Volevo fortemente una carrozza in scena non tanto per un discorso filologico ma perché volevo che il pubblico vedesse una magia, con tutti gli oggetti di scena la costruzione di una carrozza.
Quali potevano essere gli elementi per costruire una carrozza?
Ci vuole una struttura di base, una copertura che dia il disegno e…due ruote!


LA STRUTTURA.

Quando Magnifico, nominato “cantiniere”, torna dalla sua scrupolosa degustazione di vini ubriaco, su di un mezzo di trasporto che merita d’essere analizzato attentamente.
Le casse di vino, infatti, possono essere facilmente spostate perché munite di rotelle.


LA COPERTURA.

La festa procede tranquilla fino all’arrivo di una dama incognita (Cenerentola ,d’oro vestita e smanigli di conseguenza)
Il coro, portando grossi archi di sfere luminescenti, si dispone in due file per poi aprirsi creando un tunnel che accompagna l’avanzata della dama misteriosa; il tutto mentre un fila di piccole voliere scendono dall’alto, incorniciando questo momento d’incanto.

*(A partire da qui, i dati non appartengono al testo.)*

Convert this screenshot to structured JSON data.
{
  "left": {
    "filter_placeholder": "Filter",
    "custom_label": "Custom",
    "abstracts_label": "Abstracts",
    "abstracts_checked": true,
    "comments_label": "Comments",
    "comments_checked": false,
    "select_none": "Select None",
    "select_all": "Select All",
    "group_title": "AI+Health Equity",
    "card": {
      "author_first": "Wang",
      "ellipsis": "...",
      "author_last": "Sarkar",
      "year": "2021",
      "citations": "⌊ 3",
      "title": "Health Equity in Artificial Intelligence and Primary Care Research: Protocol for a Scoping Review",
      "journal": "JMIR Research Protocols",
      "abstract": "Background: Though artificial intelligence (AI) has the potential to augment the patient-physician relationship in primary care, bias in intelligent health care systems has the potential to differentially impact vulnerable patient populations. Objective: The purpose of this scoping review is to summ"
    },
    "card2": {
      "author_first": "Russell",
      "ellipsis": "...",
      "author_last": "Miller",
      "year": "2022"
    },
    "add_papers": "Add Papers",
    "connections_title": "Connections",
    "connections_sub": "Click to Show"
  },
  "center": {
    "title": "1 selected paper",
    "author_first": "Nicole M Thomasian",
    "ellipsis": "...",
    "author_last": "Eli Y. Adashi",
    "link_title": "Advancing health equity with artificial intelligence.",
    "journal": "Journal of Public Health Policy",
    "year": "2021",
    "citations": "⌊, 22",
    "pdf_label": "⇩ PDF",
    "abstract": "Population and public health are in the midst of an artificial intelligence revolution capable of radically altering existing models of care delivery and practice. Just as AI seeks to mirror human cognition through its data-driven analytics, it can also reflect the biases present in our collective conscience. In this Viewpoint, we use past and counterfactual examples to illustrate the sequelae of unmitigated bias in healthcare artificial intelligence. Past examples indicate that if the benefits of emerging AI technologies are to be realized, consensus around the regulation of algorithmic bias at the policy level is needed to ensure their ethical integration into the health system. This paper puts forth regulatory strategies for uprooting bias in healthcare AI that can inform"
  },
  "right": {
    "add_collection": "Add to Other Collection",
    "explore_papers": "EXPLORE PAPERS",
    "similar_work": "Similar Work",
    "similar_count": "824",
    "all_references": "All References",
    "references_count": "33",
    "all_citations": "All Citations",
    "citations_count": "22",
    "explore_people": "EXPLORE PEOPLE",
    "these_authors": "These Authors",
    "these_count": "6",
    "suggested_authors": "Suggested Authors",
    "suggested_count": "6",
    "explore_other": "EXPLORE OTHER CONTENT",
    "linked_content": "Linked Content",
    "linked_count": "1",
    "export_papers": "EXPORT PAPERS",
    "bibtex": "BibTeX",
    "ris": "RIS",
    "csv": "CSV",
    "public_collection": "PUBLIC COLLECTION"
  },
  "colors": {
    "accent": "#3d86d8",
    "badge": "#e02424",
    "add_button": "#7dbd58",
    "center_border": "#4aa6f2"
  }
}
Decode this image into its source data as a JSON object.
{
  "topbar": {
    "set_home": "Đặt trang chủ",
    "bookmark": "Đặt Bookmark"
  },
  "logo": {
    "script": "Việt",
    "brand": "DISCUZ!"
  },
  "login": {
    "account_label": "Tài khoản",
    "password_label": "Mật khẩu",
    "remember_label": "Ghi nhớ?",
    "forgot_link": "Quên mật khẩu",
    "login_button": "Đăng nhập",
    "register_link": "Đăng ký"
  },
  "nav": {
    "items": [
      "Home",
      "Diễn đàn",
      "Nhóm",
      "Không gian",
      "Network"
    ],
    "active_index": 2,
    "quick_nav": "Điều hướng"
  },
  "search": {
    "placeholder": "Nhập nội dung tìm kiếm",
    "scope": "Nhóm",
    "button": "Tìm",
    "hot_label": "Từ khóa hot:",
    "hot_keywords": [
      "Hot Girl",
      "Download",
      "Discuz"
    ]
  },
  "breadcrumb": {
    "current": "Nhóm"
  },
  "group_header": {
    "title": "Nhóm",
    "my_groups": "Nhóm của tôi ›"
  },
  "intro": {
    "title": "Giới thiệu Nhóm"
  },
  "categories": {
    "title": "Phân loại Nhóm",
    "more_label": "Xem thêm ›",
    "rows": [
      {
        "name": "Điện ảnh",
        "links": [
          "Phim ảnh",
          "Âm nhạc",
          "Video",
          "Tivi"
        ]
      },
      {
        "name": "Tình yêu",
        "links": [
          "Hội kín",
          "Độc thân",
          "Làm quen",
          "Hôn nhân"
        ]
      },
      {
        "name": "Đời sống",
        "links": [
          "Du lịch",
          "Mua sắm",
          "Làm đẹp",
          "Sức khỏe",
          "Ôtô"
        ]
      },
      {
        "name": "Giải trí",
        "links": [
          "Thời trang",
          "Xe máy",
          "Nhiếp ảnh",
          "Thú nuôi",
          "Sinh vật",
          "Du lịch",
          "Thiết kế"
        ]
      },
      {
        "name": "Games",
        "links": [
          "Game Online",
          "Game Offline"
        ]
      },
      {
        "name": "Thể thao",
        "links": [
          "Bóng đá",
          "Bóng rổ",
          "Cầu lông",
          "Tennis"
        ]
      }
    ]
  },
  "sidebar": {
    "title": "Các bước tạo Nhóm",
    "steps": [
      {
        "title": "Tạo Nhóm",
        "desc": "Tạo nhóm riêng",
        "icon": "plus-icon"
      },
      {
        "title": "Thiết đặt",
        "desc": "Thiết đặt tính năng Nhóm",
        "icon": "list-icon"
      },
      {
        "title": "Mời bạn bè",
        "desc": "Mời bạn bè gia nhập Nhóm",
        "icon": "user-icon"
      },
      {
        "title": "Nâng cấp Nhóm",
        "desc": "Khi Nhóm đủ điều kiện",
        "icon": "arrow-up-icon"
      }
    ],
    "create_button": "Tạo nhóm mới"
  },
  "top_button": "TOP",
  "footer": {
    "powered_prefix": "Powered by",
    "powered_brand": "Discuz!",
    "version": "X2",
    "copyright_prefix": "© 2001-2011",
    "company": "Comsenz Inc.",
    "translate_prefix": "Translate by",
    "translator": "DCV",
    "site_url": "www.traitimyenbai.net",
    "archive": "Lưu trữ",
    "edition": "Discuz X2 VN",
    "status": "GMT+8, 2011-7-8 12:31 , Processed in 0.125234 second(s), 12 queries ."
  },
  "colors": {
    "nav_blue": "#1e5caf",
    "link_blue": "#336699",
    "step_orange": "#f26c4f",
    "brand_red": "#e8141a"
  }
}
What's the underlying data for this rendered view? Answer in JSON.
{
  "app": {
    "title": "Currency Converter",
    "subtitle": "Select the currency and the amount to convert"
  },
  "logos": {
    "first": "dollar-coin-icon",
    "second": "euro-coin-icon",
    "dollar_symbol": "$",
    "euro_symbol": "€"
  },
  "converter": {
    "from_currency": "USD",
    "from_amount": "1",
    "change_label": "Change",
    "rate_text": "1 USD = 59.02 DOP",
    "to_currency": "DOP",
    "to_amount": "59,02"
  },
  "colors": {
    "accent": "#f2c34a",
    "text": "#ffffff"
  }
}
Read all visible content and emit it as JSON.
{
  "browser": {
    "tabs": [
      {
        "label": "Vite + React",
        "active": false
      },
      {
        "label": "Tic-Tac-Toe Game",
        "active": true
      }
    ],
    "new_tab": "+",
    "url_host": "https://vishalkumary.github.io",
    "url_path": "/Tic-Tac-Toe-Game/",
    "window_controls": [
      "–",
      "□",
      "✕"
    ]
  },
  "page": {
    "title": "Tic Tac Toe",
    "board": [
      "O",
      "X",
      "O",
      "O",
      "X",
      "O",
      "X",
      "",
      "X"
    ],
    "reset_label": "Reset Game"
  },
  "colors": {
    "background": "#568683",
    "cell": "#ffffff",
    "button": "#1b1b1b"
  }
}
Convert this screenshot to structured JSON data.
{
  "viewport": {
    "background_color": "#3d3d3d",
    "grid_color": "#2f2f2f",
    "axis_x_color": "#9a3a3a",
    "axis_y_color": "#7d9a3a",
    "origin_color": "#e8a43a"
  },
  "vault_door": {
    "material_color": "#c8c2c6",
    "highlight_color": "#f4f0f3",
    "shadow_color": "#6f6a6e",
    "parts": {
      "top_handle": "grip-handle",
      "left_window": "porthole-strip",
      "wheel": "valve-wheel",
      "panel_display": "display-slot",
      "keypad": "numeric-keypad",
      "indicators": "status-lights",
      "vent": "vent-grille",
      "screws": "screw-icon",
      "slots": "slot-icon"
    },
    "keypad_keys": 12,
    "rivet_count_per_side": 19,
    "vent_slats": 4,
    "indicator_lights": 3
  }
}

Finito il ballo il Principe è deciso a ritrovare la sua bella; ed ecco che ritornano le casse di vino, che verranno trasformate in un cocchio molto particolare: il coro sistema, inserendoli nella struttura lignea, gli archi luminosi, posiziona il trono sulla struttura, mentre i due grandi candelabri vengono rovesciati e inseriti come ruote.

 

A conclusione di questa mia analisi vorrei riportare il commento alla regia di Nicola Salmoiraghi apparso sul numero di Aprile del mensile l’Opera:
“ …la regia de La Cenerentola, accolta trionfalmente a tutte le recite, è stata affidata al giovane regista italiano Davide Garattini, che ha creato uno spettacolo fresco, spumeggiante, scintillante di idee vivaci ed accattivanti. Niente di trasgressivo o che stravolga la tradizione, ma tanti tocchi intelligenti e personali.”